Nora Collyer: Canadian Modernist Painter
"Nora is one of the loveliest people imaginable, so unpretentious, so apparently listless and apathetic and so full of fun and constant chatter, thoughtful and planning for everyone."
- Anne Savage, in a letter to A.Y. Jackson
Nora Collyer (1898 – 1979)
Nora Frances Elizabeth Collyer was born in Montreal. She studied at the Art Association of Montreal for nine years, one of the few art institutions that admitted female students at the time. Here she won scholarships in both 1913 and 1914.
The school was directed by RCA president, William Brymner. At the AAM (which later became the Montreal Museum of Fine Art), she received professional instruction from Brymner and landscape artist, Maurice Cullen.
In 1921 Nora Collyer joined fellow AAM graduates at their studio at 305 Beaver Hill Hall. This association of artists called themselves the Beaver Hall Group. The three story house offered the artists inexpensive studio space and a large room on the ground floor, which served as their exhibition gallery. Nora shared a studio with Anne Savage.

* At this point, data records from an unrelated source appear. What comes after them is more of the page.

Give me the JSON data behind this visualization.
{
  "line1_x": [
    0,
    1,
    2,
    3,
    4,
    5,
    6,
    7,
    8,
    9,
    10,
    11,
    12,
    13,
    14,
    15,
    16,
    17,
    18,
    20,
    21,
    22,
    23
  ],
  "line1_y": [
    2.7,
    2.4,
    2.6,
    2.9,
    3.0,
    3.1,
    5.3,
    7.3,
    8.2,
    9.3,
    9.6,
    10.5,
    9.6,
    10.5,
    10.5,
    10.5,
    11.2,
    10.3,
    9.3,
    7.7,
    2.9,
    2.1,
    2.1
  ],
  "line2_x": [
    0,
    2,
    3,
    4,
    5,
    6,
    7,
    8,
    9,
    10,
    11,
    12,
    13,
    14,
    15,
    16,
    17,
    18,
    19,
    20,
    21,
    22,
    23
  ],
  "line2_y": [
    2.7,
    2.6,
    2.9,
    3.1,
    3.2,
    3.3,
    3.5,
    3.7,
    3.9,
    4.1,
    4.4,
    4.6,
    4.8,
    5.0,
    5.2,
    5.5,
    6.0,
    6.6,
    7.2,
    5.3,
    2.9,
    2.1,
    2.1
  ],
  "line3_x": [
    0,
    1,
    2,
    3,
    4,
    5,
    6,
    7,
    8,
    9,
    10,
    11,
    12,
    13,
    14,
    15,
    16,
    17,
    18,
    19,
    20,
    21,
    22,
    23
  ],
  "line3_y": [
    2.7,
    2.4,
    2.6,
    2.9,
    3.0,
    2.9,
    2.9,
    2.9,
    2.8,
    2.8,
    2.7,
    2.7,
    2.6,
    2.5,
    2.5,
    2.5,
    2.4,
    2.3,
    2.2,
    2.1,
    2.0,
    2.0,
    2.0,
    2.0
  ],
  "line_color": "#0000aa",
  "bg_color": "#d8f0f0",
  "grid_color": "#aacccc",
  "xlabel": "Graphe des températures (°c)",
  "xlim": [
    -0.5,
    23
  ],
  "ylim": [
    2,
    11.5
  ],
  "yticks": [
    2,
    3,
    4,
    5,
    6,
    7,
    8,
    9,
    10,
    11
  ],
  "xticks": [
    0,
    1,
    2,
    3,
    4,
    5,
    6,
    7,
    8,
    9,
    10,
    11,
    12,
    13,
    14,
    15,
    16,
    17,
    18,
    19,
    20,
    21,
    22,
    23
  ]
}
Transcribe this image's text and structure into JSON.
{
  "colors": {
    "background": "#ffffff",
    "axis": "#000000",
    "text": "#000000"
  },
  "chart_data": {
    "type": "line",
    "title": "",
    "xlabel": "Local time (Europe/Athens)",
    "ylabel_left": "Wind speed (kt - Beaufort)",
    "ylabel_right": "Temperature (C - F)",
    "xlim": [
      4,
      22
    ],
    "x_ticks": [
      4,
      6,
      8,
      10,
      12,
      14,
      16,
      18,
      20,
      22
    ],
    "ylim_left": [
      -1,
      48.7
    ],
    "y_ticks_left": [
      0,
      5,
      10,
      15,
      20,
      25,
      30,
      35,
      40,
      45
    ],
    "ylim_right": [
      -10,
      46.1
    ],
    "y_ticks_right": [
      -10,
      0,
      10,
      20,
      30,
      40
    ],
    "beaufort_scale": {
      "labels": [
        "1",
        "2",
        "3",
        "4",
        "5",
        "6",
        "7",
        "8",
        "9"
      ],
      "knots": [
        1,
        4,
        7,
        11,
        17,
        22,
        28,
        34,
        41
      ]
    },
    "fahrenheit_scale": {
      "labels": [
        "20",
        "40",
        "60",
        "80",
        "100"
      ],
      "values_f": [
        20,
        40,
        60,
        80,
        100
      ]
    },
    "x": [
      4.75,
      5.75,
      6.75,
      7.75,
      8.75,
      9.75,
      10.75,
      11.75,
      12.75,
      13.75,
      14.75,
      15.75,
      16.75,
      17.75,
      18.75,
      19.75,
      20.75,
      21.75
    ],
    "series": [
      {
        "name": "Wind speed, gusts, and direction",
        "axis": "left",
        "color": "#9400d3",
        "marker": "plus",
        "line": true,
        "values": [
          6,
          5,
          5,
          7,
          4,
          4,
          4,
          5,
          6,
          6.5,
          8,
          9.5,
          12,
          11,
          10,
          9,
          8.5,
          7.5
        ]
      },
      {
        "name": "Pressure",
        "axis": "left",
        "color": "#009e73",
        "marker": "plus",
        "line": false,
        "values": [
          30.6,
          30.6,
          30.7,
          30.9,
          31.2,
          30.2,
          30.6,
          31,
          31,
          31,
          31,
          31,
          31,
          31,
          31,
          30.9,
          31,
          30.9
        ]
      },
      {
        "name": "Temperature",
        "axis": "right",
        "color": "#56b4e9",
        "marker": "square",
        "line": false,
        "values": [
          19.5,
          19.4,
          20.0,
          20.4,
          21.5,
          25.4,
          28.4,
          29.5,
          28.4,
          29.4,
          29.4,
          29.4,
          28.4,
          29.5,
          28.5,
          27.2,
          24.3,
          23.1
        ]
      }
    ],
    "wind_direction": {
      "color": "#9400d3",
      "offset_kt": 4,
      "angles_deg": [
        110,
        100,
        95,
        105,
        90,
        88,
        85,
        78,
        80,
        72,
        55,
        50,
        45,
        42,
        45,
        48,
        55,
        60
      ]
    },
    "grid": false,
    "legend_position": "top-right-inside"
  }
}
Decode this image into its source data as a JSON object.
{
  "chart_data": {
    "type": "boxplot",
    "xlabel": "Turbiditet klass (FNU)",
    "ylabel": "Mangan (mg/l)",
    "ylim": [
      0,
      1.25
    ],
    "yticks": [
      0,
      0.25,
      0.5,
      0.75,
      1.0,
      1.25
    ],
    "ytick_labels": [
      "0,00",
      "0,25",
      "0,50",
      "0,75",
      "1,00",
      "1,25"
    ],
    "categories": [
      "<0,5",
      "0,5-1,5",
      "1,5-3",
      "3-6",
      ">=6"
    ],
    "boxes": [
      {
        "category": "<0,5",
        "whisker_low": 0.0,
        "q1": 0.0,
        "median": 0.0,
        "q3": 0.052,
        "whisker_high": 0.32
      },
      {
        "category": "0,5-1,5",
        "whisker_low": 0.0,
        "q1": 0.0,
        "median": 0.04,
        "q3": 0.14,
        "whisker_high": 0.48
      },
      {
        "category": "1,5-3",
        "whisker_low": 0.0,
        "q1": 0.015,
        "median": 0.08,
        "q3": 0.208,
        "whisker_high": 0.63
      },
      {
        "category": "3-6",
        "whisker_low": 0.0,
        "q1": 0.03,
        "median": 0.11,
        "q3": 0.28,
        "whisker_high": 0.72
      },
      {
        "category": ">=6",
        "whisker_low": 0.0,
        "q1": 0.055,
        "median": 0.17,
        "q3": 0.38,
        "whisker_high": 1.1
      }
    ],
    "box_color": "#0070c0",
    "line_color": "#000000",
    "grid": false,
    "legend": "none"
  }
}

Situated in the heart of Montreal’s artist community, the association was connected to Toronto by their President, A.Y. Jackson, who supported and stimulated the group. Jackson would arrange exhibitions between the Group of Seven and the Beaver Hall Group, identifying their goals as in line with each other.
The group had disbanded after only two years, but the women in the group continued to associate together. In the following years, she taught art at Trafalgar School, Montreal, between 1925 and 1930, and she taught at the Art Association of Montreal with Sarah Robertson in 1940.
She participated in the Spring Exhibitions of the AAM from 1919 to 1955. Her choice of subject matter included portraits, still life and landscapes portrayed in different seasons of the year. She exhibited her work at a number of the Canadian Group of Painters shows, and at the New York World’s Fair (1939).
Her first solo exhibition was at the Dominion Gallery, Montreal (1946), and she had a second show at the Walter Klinkhoff Gallery in 1964. Nora Collyer was a member of the Federation of Canadian Artists. The women of the Beaver Hall Group were honoured with an exhibition of their work at the National Gallery of Canada in 1967, solidifying the national appreciation for these artists’ works.